Open MPI User's Mailing List Archives

  |   Home   |   Support   |   FAQ   |   all Open MPI User's mailing list

From: Scott Atchley (atchley_at_[hidden])
Date: 2007-01-18 08:41:00


On Jan 18, 2007, at 8:11 AM, Peter Kjellstrom wrote:

>> with Lustre, which is about 55% of the
>> theoretical 20 Gb/s advertised speed.
>
> I think this should be calculated against 16 Gbps, not 20 Gbps.

What is the advertised speed of a IB DDR card?

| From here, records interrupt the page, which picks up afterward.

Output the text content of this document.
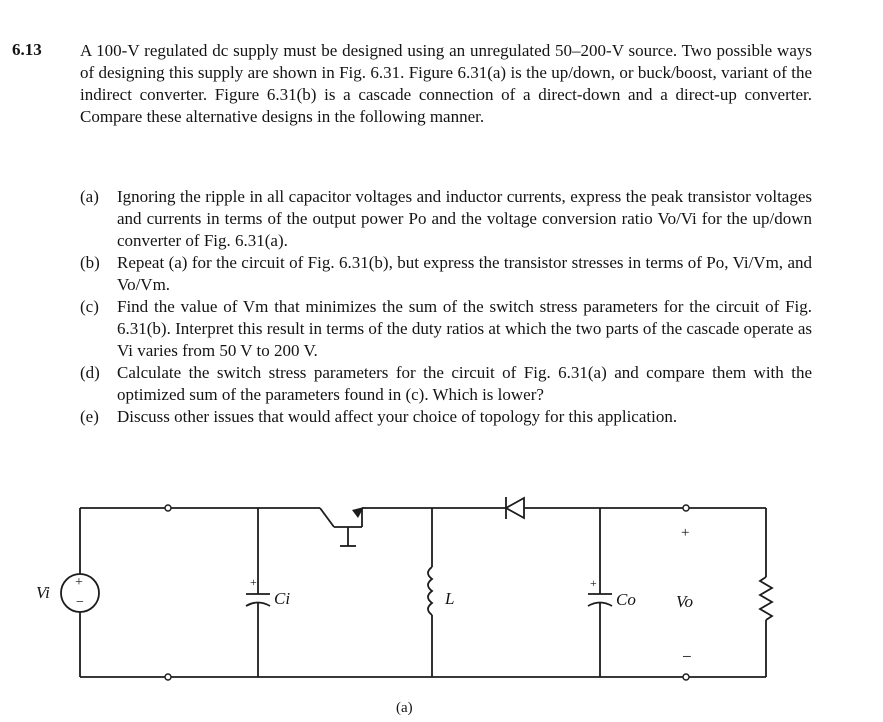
6.13 A 100-V regulated dc supply must be designed using an unregulated 50–200-V source. Two possible ways of designing this supply are shown in Fig. 6.31. Figure 6.31(a) is the up/down, or buck/boost, variant of the indirect converter. Figure 6.31(b) is a cascade connection of a direct-down and a direct-up converter. Compare these alternative designs in the following manner.

(a) Ignoring the ripple in all capacitor voltages and inductor currents, express the peak transistor voltages and currents in terms of the output power Po and the voltage conversion ratio Vo/Vi for the up/down converter of Fig. 6.31(a).
(b) Repeat (a) for the circuit of Fig. 6.31(b), but express the transistor stresses in terms of Po, Vi/Vm, and Vo/Vm.
(c) Find the value of Vm that minimizes the sum of the switch stress parameters for the circuit of Fig. 6.31(b). Interpret this result in terms of the duty ratios at which the two parts of the cascade operate as Vi varies from 50 V to 200 V.
(d) Calculate the switch stress parameters for the circuit of Fig. 6.31(a) and compare them with the optimized sum of the parameters found in (c). Which is lower?
(e) Discuss other issues that would affect your choice of topology for this application.
+
−
Vi
+
Ci	L
+
Co
+
Vo
−
(a)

http://mellanox.com/products/hca_cards.php
http://www.voltaire.com/Products/Server_Products/Voltaire_HCA_4X0

>> The ~900 MB/s (7.2 Gb/s)
>> mentioned above is, of course, ~72% of advertised speed. If any IB
>> folks have any better numbers, please correct me.
>
> Using MPI (over a non idle multi-level switch) I get 940 * 10^6
> Bytes/s which
> is 94% of peak for that IB 4x SDR.

7.5 Gb/s. That card is sold as a 10 Gb/s card. See links above.

>> The data throughput limit for 8x PCIe is ~12 Gb/s. The theoretical
>> limit is 16 Gb/s, but each PCIe packet has a whopping 20 byte
>> overhead. If the adapter uses 64 byte packets, then you see 1/3 of
>> the throughput go to overhead.
>
> AFAIK the datafield of a pci-express packet is 0-4096 bytes and the
> header a
> bit more than 20 bytes (including things such as start/stop frame
> bytes,
> LCRC/ECRC..). This gives a maximum speed over 4x PCIe of 993.3 10^6
> Bytes/s
> (8 Gbps after coding minus header waste for a full 4096 byte payload).
>
> In short, the SDR IB equipment I have seen has easily reached 90%+
> while
> PCI-express on the platforms I've tried has been limited to ~75%.
> Current IB
> DDR HCAs are probably limited by (at least) PCI-express 8x.
>
> /Peter

Not all motherboard/chipsets can do more than 64 bytes. Some can,
some cannot. Realistically, most PCIe 4x card are limited to less
than 950 MB/s (7.6 Gb/s).

You keep lowering the bar for the users. :-) The consumer buys X and
expects to get close to X. They are surprised when you tell them that
the "real" rate is Y where Y is 20-40% less than X.

The problem is that cards have two "ends", the host side and the
network side. Focusing on one side while ignoring the other is asking
for confused/upset customers. Mismatching the fabric and the host
connection such as using DDR fabric to 8x PCIe slot limits the
traffic to the slower of the two.

Scott